State Sen. Scott Wagner was among several Republicans pushing for more information about unemployment center spending involving the fund, also known by the acronym SIIF.
"I have directed my team to immediately begin an audit to evaluate L&I’s duties and responsibilities related to fulfilling the intent" of the law DePasquale said Thursday.
Under Act 34 of 2013, lawmakers set up the fund as a temporary measure as the department looked to replace aging technology and improve customer service at its unemployment compensation centers.
The state transferred $178.4 million to the fund between 2013 and the end of 2016.
Department officials said the money did help reduce wait times at the eight centers, as well as meeting federal benchmarks where the centers had previously fallen short.
But after the department requested an additional $57.5 million for the coming year, Senate Republicans decided not to bring the funding to a vote, and raised questions about agency spending — including why its budget was still relying on what had been intended to be a temporary fix.
Department officials said the additional money was needed to continue system improvements as federal funding decreased.
The standoff led the department to lay off workers and close three of the eight centers.
The matter also could become a campaign issue.
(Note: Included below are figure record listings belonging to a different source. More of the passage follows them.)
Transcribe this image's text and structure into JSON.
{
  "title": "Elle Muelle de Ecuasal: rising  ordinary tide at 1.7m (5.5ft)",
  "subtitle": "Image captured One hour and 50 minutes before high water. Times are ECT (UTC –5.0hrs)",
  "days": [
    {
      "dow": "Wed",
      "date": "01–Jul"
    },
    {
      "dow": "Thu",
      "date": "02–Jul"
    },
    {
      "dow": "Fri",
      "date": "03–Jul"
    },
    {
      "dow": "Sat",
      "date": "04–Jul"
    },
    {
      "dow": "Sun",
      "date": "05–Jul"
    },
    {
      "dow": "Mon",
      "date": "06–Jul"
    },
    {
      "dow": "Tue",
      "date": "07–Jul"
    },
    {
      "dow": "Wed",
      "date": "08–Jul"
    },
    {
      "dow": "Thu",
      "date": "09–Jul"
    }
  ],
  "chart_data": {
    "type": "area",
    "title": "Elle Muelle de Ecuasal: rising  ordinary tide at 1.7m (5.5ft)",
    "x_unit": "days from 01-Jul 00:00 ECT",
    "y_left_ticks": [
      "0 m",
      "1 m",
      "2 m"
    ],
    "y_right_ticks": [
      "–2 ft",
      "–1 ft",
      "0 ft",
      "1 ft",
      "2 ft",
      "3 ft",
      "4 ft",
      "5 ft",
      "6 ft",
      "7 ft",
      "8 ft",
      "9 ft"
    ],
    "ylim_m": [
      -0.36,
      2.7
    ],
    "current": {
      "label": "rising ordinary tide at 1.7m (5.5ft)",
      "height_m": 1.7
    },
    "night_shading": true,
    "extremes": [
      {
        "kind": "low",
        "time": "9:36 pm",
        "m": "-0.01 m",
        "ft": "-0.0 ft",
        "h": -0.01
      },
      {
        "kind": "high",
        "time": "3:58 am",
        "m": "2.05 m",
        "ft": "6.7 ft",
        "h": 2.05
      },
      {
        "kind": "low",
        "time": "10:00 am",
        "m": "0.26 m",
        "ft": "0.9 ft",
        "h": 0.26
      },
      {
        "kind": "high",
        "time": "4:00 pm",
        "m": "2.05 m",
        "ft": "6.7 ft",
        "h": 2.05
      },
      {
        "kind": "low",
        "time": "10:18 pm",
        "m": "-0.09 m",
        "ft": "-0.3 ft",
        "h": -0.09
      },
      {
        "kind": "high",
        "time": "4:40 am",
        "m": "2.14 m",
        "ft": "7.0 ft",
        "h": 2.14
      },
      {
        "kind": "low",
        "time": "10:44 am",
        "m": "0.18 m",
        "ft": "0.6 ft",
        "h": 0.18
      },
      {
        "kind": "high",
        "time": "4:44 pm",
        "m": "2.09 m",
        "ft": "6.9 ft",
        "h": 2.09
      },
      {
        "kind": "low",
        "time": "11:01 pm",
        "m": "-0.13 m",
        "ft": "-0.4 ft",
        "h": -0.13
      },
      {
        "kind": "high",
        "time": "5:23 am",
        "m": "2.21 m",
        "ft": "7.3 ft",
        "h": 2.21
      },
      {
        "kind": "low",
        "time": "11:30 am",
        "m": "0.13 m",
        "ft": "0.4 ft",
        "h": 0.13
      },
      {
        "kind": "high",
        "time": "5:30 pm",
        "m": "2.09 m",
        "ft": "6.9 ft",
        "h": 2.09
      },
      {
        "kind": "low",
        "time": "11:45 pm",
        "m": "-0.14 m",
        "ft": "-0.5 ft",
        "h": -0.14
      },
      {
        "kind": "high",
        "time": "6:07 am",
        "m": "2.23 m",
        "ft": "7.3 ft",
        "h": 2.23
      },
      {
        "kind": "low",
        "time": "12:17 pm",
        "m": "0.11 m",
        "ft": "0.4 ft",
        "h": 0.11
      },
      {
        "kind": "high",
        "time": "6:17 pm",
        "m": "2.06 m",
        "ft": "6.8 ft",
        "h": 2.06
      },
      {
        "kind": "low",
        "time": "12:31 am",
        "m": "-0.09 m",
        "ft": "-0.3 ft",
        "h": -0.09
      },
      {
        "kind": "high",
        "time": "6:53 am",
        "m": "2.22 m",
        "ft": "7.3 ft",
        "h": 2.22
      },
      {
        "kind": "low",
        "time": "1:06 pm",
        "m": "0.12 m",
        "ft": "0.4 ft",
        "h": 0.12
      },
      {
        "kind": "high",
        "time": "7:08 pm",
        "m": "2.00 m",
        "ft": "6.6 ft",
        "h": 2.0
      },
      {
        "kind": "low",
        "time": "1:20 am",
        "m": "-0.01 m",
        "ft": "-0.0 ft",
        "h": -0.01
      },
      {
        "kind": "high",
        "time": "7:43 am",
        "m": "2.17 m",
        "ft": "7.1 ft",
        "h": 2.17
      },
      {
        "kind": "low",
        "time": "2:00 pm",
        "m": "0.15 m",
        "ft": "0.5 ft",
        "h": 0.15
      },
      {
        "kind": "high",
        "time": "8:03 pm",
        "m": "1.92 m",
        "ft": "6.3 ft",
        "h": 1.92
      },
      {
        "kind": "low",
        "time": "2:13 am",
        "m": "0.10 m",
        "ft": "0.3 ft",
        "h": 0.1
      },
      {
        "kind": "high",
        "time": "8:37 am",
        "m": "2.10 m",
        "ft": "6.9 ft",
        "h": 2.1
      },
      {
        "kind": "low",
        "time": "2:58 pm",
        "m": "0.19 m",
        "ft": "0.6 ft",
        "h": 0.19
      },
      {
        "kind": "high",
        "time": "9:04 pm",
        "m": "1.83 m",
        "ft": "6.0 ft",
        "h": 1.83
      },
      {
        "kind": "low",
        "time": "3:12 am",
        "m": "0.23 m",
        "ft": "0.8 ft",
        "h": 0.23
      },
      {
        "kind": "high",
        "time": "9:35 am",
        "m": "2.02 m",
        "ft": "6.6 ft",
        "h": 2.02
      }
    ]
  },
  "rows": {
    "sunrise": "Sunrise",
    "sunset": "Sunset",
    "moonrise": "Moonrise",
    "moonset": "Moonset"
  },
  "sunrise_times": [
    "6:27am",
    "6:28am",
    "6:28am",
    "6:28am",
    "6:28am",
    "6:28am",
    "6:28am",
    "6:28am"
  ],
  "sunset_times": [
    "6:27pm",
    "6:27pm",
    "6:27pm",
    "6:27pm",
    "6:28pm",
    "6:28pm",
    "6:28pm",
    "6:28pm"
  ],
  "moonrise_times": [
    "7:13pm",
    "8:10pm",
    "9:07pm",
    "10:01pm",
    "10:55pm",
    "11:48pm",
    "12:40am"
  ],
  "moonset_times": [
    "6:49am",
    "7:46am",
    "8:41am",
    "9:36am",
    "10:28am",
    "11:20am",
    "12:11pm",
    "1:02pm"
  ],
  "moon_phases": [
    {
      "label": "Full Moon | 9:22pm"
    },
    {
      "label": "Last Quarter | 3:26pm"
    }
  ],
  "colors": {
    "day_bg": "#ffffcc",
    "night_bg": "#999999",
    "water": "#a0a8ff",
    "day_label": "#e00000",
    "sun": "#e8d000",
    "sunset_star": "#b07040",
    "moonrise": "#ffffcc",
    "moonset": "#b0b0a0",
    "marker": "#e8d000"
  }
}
Wagner earlier this month announced his intent to run for governor in 2018. Wolf, a Democrat elected in 2014, is expected to seek re-election.
The auditor general said he felt it was important to do an independent audit as a means of looking into issues "real and perceived."
DePasquale acknowledged Republican concerns about whether funding amounts were reflective of actual needs, or "just a blank check going forward."
"I am hopeful that this audit can shed some light on what happened to the funding already provided and help legislators and the governor find the most beneficial path forward that ensures people receive the services they need in the most efficient and effective manner possible," DePasquale added.
His office outlined how auditors will begin the process, saying they will start by:
• Reviewing L&I’s accounting of expenditures made from the Unemployment Compensation Service and Infrastructure Improvement Fund each year,
• Validating improvements and efficiencies for the unemployment compensation system, including any cost savings, achieved by L&I using SIIF money,
• Evaluating the reasonableness of L&I’s economic forecast of the potential impact to the UC system in the future, and
• Reviewing L&I’s economic forecast/projection on how and when the department can eliminate the need for additional SIIF funding; and ensure the implementation of new technologies for the UC system.
The audit period will extend from January 2013 through completion, which is anticipated this spring.
During a conference call with reporters, DePasquale said he doesn't usually set a timeline on audits so as not to "compromise the quality of the work," but he is pushing his team to get this one finished by April so the governor and lawmakers have the information they need in time for budget season.
Department of Labor and Industry officials released the following statement in response to the announcement:
"The department supports and welcomes the Auditor General's announcement to conduct a performance audit of the Service and Infrastructure Improvement Fund (SIIF) and ongoing funding needs of the state's unemployment compensation system.
"We have maintained an atmosphere of transparency and cooperation throughout the legislative process that created the SIIF in 2013 and the 2016 legislation that was not voted on by the Senate. In fact, as part of the compromise bill that overwhelmingly passed the House and supported by the administration to keep the centers funded and open, an audit requirement was included.
"We will work with the Auditor General and his staff to provide information towards a thorough and timely completion of this important audit with the ultimate goal of providing an efficient and appropriately funded unemployment system for Pennsylvanians."